Amid an admirable drive to protect pedestrian lives and open up side streets for play, councillors took a step guaranteed to make them look foolish anyhow, says Edward Keenan.

Thestar.com
July 17, 2016
By Edward Keenan

Toronto councillors demonstrated, in a tiny way toward the end of their epic July meeting, that they are capable of employing common sense. At least a bit.

On Friday afternoon, they legalized road hockey.

Many would be astonished that this national heritage pastime was ever banned, but it was. And city staff had recommended that that status quo be reinforced - that liability concerns and the right of drivers to speed on through neighbourhood side streets meant that only outlaws could have fun. But public outcry and the concerted, prolonged efforts of some city councillors prevailed. Game on.

Sadly this outbreak of logic is not exactly typical. For it was less than 24 hours earlier that the same city council had undermined its own thoughtful, considered, road safety plan - on which it has decided to spend $80.3 million over five years - with a silly bit of symbolic finger-pointing at pedestrians. After hours of discussion and debate and hearing about how road design (the width of traffic lanes, for instance) is the key element to influencing driver behaviour, and therefore making roads safer, Councillor Frances Nunziata introduced an amendment asking the province to outlaw texting while walking.
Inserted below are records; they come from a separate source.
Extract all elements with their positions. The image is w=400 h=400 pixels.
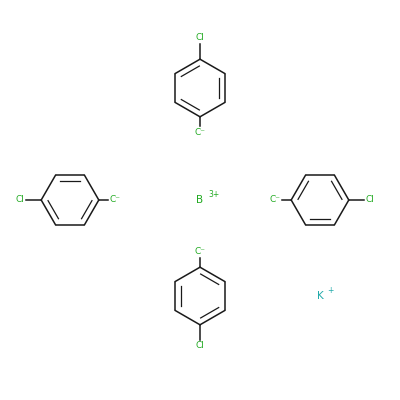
Text: +: + — [327, 286, 334, 295]
Text: 3+: 3+ — [209, 190, 220, 199]
Text: B: B — [196, 195, 204, 205]
Text: C⁻: C⁻ — [194, 247, 206, 256]
Text: Cl: Cl — [366, 196, 374, 204]
Text: Cl: Cl — [196, 34, 204, 42]
Text: C⁻: C⁻ — [109, 196, 120, 204]
Text: Cl: Cl — [196, 342, 204, 350]
Text: Cl: Cl — [16, 196, 24, 204]
Text: K: K — [317, 291, 323, 301]
Text: C⁻: C⁻ — [194, 128, 206, 137]
Text: C⁻: C⁻ — [270, 196, 281, 204]
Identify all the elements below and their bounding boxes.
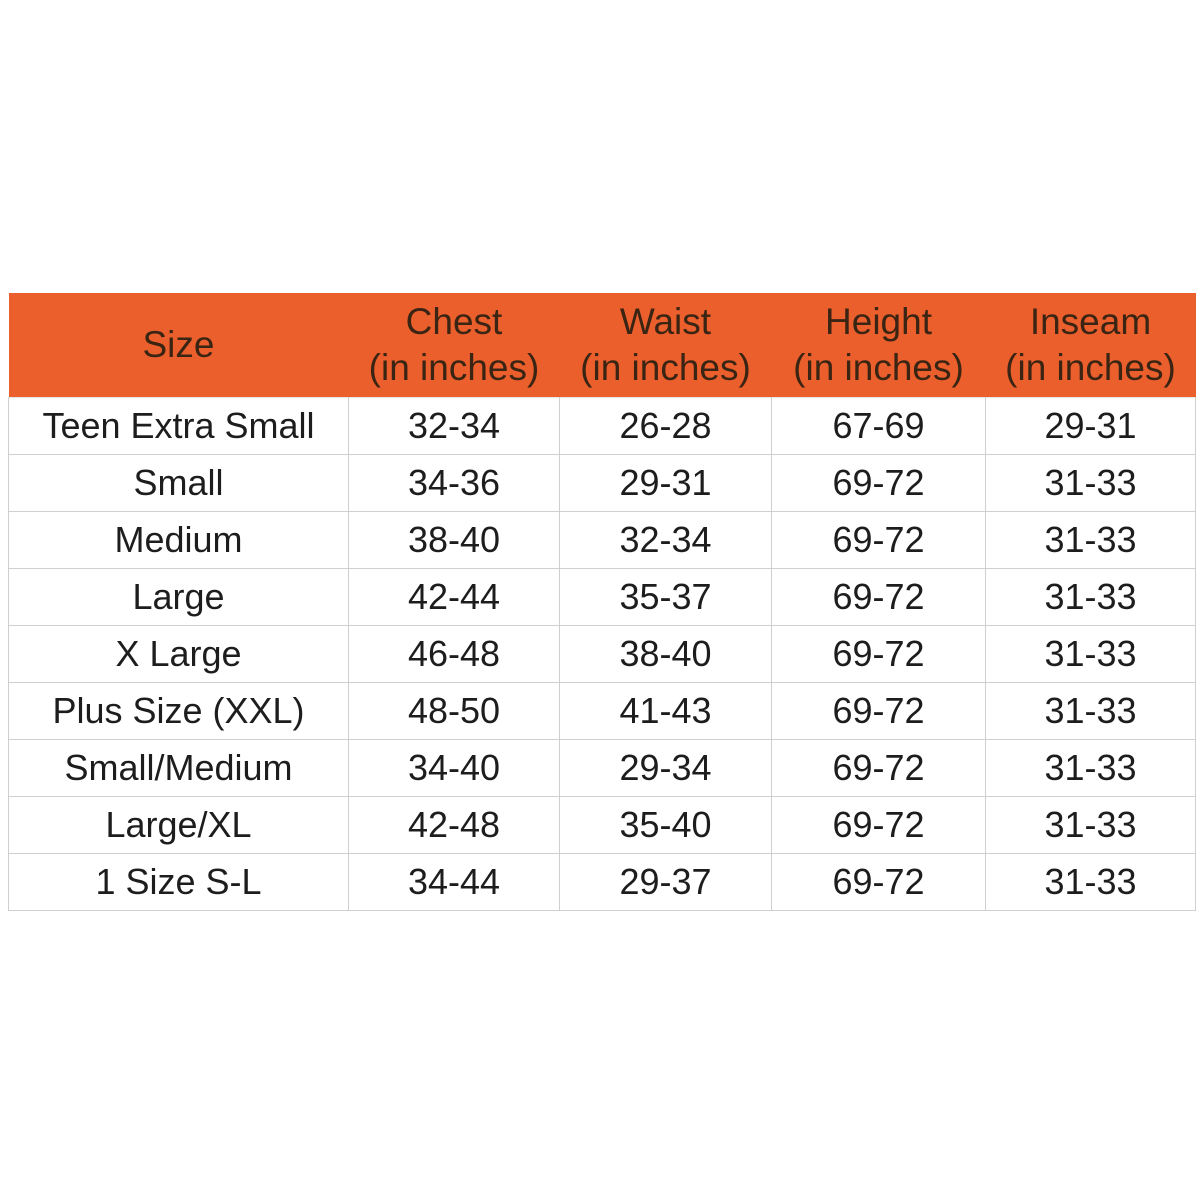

“If you’re texting and driving and texting and walking across an intersection, it’s, in my opinion, the same,” Nunziata said, introducing her motion to make it illegal to use a mobile device while walking on or across the road. City council voted 26-15 to approve her message.

Let’s look at that logic for a moment. It’s true that texting while driving is illegal, and that texting while walking is not. Maybe that seems odd, until you spend even more than a passing moment examining the parallel. After all, the same is true of all kinds of other things: driving while drunk is illegal, walking while drunk is not; driving while blind is illegal, while walking with severe visual impairment is not; driving at age 4 is prohibited, while walking in childhood is absolutely encouraged. Drivers require licences and insurance, while pedestrians do not. It is illegal, actually, to play hockey or other sports while operating a motor vehicle, but council has just ruled that pedestrians are actually allowed to do these things on the roadway.

Maybe there’s a very good reason a person trying to get across the street at walking speed on their own two feet is subject to less restrictive rules than a person trying to cross it at 60 kilometres per hour surrounded by 2,000 pounds of steel. And maybe that reason is that in the event of a collision, a person walking is generally in danger of serious injury, while a person driving a car is generally a danger to everyone around them.

Maybe it’s the same reason that pointing a loaded gun at someone else is punishable by five years in prison, while pointing one at yourself is not a crime at all.
It was refreshing to see the swift and decisive smackdown laid on this city motion from the provincial government, which said it had no intention of banning phone use among pedestrians, and that if the city wanted such a ridiculous law on the books, they should pass it themselves.

Do not stare at your mobile phone while crossing the street: this is good advice. But it is not required that it be enforced with penalties greater than the risk of death already present in the activity. Moreover, the suggestion of such a law has no appreciable effect on traffic safety in the city.

Which is why, too, the suggestion of the law is not just frustrating in itself, but particularly frustrating in the larger point it makes (and was intended to make), because of when and how it was passed. Because city council was making a big statement with the road safety bylaw in how seriously they take the prospect of saving people’s lives, by being serious about the design and regulation of streets. They spent a lot of time, and energy, and money, to propose measures to redesign roadways and intersections in ways that would encourage safer behaviour from drivers - the things research and logic actually say will make the city safer.

When the initial reaction from some activists was that these things were not enough, city councillors chipped in more money to show how serious they were. Changing driver behaviour: this is the right message to send, if you’re serious.

And then, when it came time to enact the plan, they couldn’t resist throwing in an unserious, almost purely symbolic - unenforceable advice to a different government - motion to show that they also wanted to make sure to publicly blame pedestrians. Were they surprised when that took over headlines from the rest of their road safety work? Were they dismayed that it meant the public debating point about an effort to prevent pedestrian fatalities became about scolding pedestrian misbehaviour?

Serious? Bah.

Status report on city council at the end of the week:

Playing games in the road: finally allowed. Playing games with road-safety politics: still too common.